Monday, January 12, 2009

"The Good German" (2006) - Movie Review

Can a film suck the energy out of you so that you hesitate so much to even write a review? Yes it can. Does not need to be a dramatically horrible film but just enough to push you off the edge of boredom and laziness to make you think like that? And it is little too troubling to see the talent pool of Steven Soderbergh with George Clooney and Cate Blanchett spoil the fun of watching a film. Especially if it also tries to reenact the black and white film noir experience in a particularly bad script. This is “The Good German”, a film with no interest drawing whatsoever from its audience.

With a faithful presentation in terms of colour, music and look, “The Good German” is on a murder mystery happening in the post World War - II Berlin. Jake Geismer (George Clooney), an American war correspondent comes to Berlin assigned to a boyish looking Tully (Tobey Maguire) as his driver. Tully is a snaky character having his slimy arms wrapped around a German woman Lena (Cate Blanchett) and earns his living in Black Marketing. There is an Emil Brandt missing in this picture for whom every one is looking for. That is the suspense out here which links these three and many others that when it is out you have no interest in knowing the truth as it seems.

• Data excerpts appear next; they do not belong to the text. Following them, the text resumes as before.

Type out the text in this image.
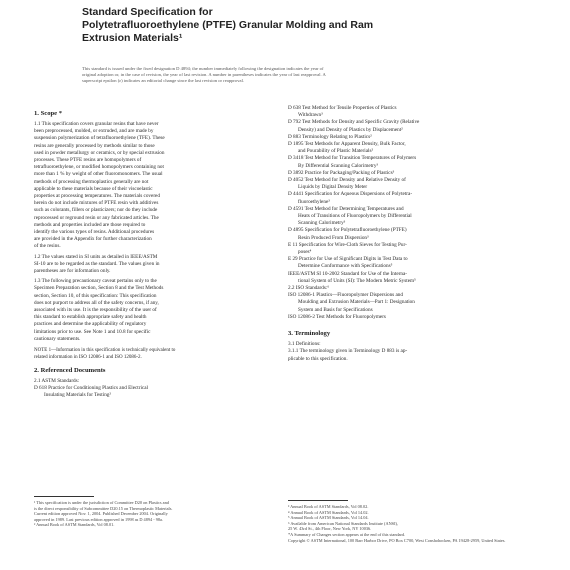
Standard Specification for
Polytetrafluoroethylene (PTFE) Granular Molding and Ram
Extrusion Materials¹
This standard is issued under the fixed designation D 4894; the number immediately following the designation indicates the year of
original adoption or, in the case of revision, the year of last revision. A number in parentheses indicates the year of last reapproval. A
superscript epsilon (ε) indicates an editorial change since the last revision or reapproval.
1. Scope *
1.1 This specification covers granular resins that have never
been preprocessed, molded, or extruded, and are made by
suspension polymerization of tetrafluoroethylene (TFE). These
resins are generally processed by methods similar to those
used in powder metallurgy or ceramics, or by special extrusion
processes. These PTFE resins are homopolymers of
tetrafluoroethylene, or modified homopolymers containing not
more than 1 % by weight of other fluoromonomers. The usual
methods of processing thermoplastics generally are not
applicable to these materials because of their viscoelastic
properties at processing temperatures. The materials covered
herein do not include mixtures of PTFE resin with additives
such as colorants, fillers or plasticizers; nor do they include
reprocessed or reground resin or any fabricated articles. The
methods and properties included are those required to
identify the various types of resins. Additional procedures
are provided in the Appendix for further characterization
of the resins.
1.2 The values stated in SI units as detailed in IEEE/ASTM
SI-10 are to be regarded as the standard. The values given in
parentheses are for information only.
1.3 The following precautionary caveat pertains only to the
Specimen Preparation section, Section 8 and the Test Methods
section, Section 10, of this specification: This specification
does not purport to address all of the safety concerns, if any,
associated with its use. It is the responsibility of the user of
this standard to establish appropriate safety and health
practices and determine the applicability of regulatory
limitations prior to use. See Note 1 and 10.8 for specific
cautionary statements.
NOTE 1—Information in this specification is technically equivalent to
related information in ISO 12086-1 and ISO 12086-2.
2. Referenced Documents
2.1 ASTM Standards:
D 618 Practice for Conditioning Plastics and Electrical
Insulating Materials for Testing²
¹ This specification is under the jurisdiction of Committee D20 on Plastics and
is the direct responsibility of Subcommittee D20.15 on Thermoplastic Materials.
Current edition approved Nov. 1, 2004. Published December 2004. Originally
approved in 1989. Last previous edition approved in 1998 as D 4894 - 98a.
² Annual Book of ASTM Standards, Vol 08.01.
D 638 Test Method for Tensile Properties of Plastics
Withdrawn³
D 792 Test Methods for Density and Specific Gravity (Relative
Density) and Density of Plastics by Displacement²
D 883 Terminology Relating to Plastics²
D 1895 Test Methods for Apparent Density, Bulk Factor,
and Pourability of Plastic Materials²
D 3418 Test Method for Transition Temperatures of Polymers
By Differential Scanning Calorimetry³
D 3892 Practice for Packaging/Packing of Plastics³
D 4052 Test Method for Density and Relative Density of
Liquids by Digital Density Meter
D 4441 Specification for Aqueous Dispersions of Polytetra-
fluoroethylene³
D 4591 Test Method for Determining Temperatures and
Heats of Transitions of Fluoropolymers by Differential
Scanning Calorimetry³
D 4895 Specification for Polytetrafluoroethylene (PTFE)
Resin Produced From Dispersion³
E 11 Specification for Wire-Cloth Sieves for Testing Pur-
poses⁴
E 29 Practice for Use of Significant Digits in Test Data to
Determine Conformance with Specifications⁵
IEEE/ASTM SI 10-2002 Standard for Use of the Interna-
tional System of Units (SI): The Modern Metric System⁵
2.2 ISO Standards:⁶
ISO 12086-1 Plastics—Fluoropolymer Dispersions and
Moulding and Extrusion Materials—Part 1: Designation
System and Basis for Specifications
ISO 12086-2 Test Methods for Fluoropolymers
3. Terminology
3.1 Definitions:
3.1.1 The terminology given in Terminology D 883 is ap-
plicable to this specification.
³ Annual Book of ASTM Standards, Vol 08.02.
⁴ Annual Book of ASTM Standards, Vol 14.02.
⁵ Annual Book of ASTM Standards, Vol 14.04.
⁶ Available from American National Standards Institute (ANSI),
25 W. 43rd St., 4th Floor, New York, NY 10036.
*A Summary of Changes section appears at the end of this standard.
Copyright © ASTM International, 100 Barr Harbor Drive, PO Box C700, West Conshohocken, PA 19428-2959, United States.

The conversation in the film is supposed to be this shadowy things of mystic and suspicion. In the attempt to do that the character speak as if they were reading from a cue card. In the effort to bring back those acting days, it is a faltering presentation of a loose screenplay. Frankly we develop a stoic curiosity in knowing about Jake, Tully or the ever suspicious Lena. The film noir theme it poses does not stir any smart and quirky one liners or the looming investigation leading to strange lands in an already desolated and departed post war Berlin.

There is a passion to make this film in concentrating on the moods and elements of the old 40s films. The shadows are not glorified but are maintained of their ingenuity in putting its mark on a noir picture. The music by Thomas Newman is devoted to replicate the music of those times but Newman has his way of inserting his trademark tunes. Unfortunately though the talented work of his goes to the bland story of “The Good German”.

The film has patches of voice over narration. It is used as a prop put in heavily for the heck of it. It does not add any purpose or clarity to the film. It becomes the huge blame and incapability the voice over generally has on the opinion of coaches for screen writing which is that when the characters does not have real dimension to add an agenda or emotions, it is a cheap tool to convey those to the audience. Here Tobey Maguire’s Tully uses it to say his contention on dealing in Black Market while Lena and Jake have little to nothing to add a dimension to their hollow characters.

Lena is a neither a femme fatale nor the forbidden fruit every one goes nuts for. Honestly there is no attraction in Cate Blanchett to get that role kicking and craving. Nothing against her beauty but the mystical eagerness which generally pulls in the sane men to the madness does not seem to come out of her in this film. She stares in the light in wide angle or submerged in shadows with a constant absence of passion or deviousness. Her damsel in distress is another vacuum in the story of nothing but locations of broken buildings and sweaty uniforms.

“The Good German” is a perfectly formed boring film. There is nothing as a sense of direction or an effort to have a suspense we would care for. In the story telling we are distracted by the visual due to the lack of material in the characters and their deliveries of dialogues evaporating well before it is uttered. “The Good German” sucked the energy out of me and managed to evacuate the enthusiasm even to slam it in the review.